Winter is back.
The nice springtime temperatures that we enjoyed only so recently disappeared almost as soon as the words I wrote about them hit the internet, and it became February In Wisconsin once again. Now it is, after all, February in Wisconsin, so there is a certain amount of appropriateness to that. But it's been a long winter, and not even the girls are interested in having it hang around anymore.
And then it snowed Friday night. Five more inches of winter, stacked up on our driveway, demanding to be removed.
The Brotherhood of the Snowblower rides again.
I didn't own a snowblower until I moved to Wisconsin. I married into one, just as I married into a cat and a lifelong commitment to IKEA - it was a package deal. When we lived in our apartment, the snowblower was sort of an extra. I was younger and my back was stronger. Our driveway was just big enough for one car, and the sidewalk was narrow - it could all be handled with shovels. But with the house and its acres of driveway, I have come to appreciate the virtues of the snowblower. And understand the Code that goes with it.
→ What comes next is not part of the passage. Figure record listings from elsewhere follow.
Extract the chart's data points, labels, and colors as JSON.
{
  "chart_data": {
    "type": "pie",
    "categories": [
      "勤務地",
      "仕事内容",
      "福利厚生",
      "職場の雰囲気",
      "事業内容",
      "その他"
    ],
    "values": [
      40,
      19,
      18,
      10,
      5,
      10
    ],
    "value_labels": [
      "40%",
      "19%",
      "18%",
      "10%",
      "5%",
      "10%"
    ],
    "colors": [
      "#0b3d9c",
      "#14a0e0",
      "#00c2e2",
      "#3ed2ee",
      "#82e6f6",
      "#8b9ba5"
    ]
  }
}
The Brotherhood of the Snowblower has certain rules.
For one thing, there are time constraints. One does not haul out the snowblower before 7am on school days or 9am on weekends, or after 8pm, without risking the Wrath of the Neighbors. This you do not want to do, because of the sidewalk issue.
The sidewalk issue is one of those agile little dancing maneuvers that guys go through when they want to be nice but not too nice - kind of like the annual ritual one does when buying Christmas presents at the office. You want to get something that says, "I like working with you," or at least, "You don't make my life any more miserable than it already is because I'm working here, and I appreciate that." You don't want to get anything that says anything more than that, though, such as "Let's socialize outside of the office!" or "Let's see what interesting things we can photocopy after hours!" It's a fine line.
The sidewalk issue works like that. You want to be nice to your neighbors, and the City requires sidewalks to be clear after a certain amount of time, so if you're out there with the snowblower, you can just keep going down the block and get your neighbor's sidewalks as well. If you like your neighbor, that is, and if the snow is not too, too deep - there is a certain calculus of effort that goes into it, and if you have just a shovel you are excused from this entirely. When you do this snowblowing, your neighbor is thereby obligated to perform the same service for you, if the opportunity arises. Unless prior arrangements are made, it is considered bad form to make a point of always being the first one out there and getting your neighbor's walk all the time, as this creates an intolerable social-debt burden on the neighbor.
Also, you don't want to do more than his sidewalk, as this starts edging you into "photocopy" territory.
Snowblowers are also easily communalized in the event of large storms or mechanical failure. It is bad neighborliness to refuse the use of one's snowblower to a neighbor, even one you don't like much, if your own snowblowing is done. Like borrowing someone's car, though, the snowblower should be returned with a full tank of gas even if it didn't have one when you got it.
Turning your snowblower into a virility substitute is considered juvenile. That's what automobiles are for. Just get the snow off the walk, thank you.
Snow should be kept on your own property if possible, or in the street. Piling it up on your neighbor's property is okay if you get permission. If a new neighbor moves in, the old permissions still apply unless otherwise negotiated.
You never knew this stuff was so complicated. What do people in milder climates do with all the time they don't spend learning these rules?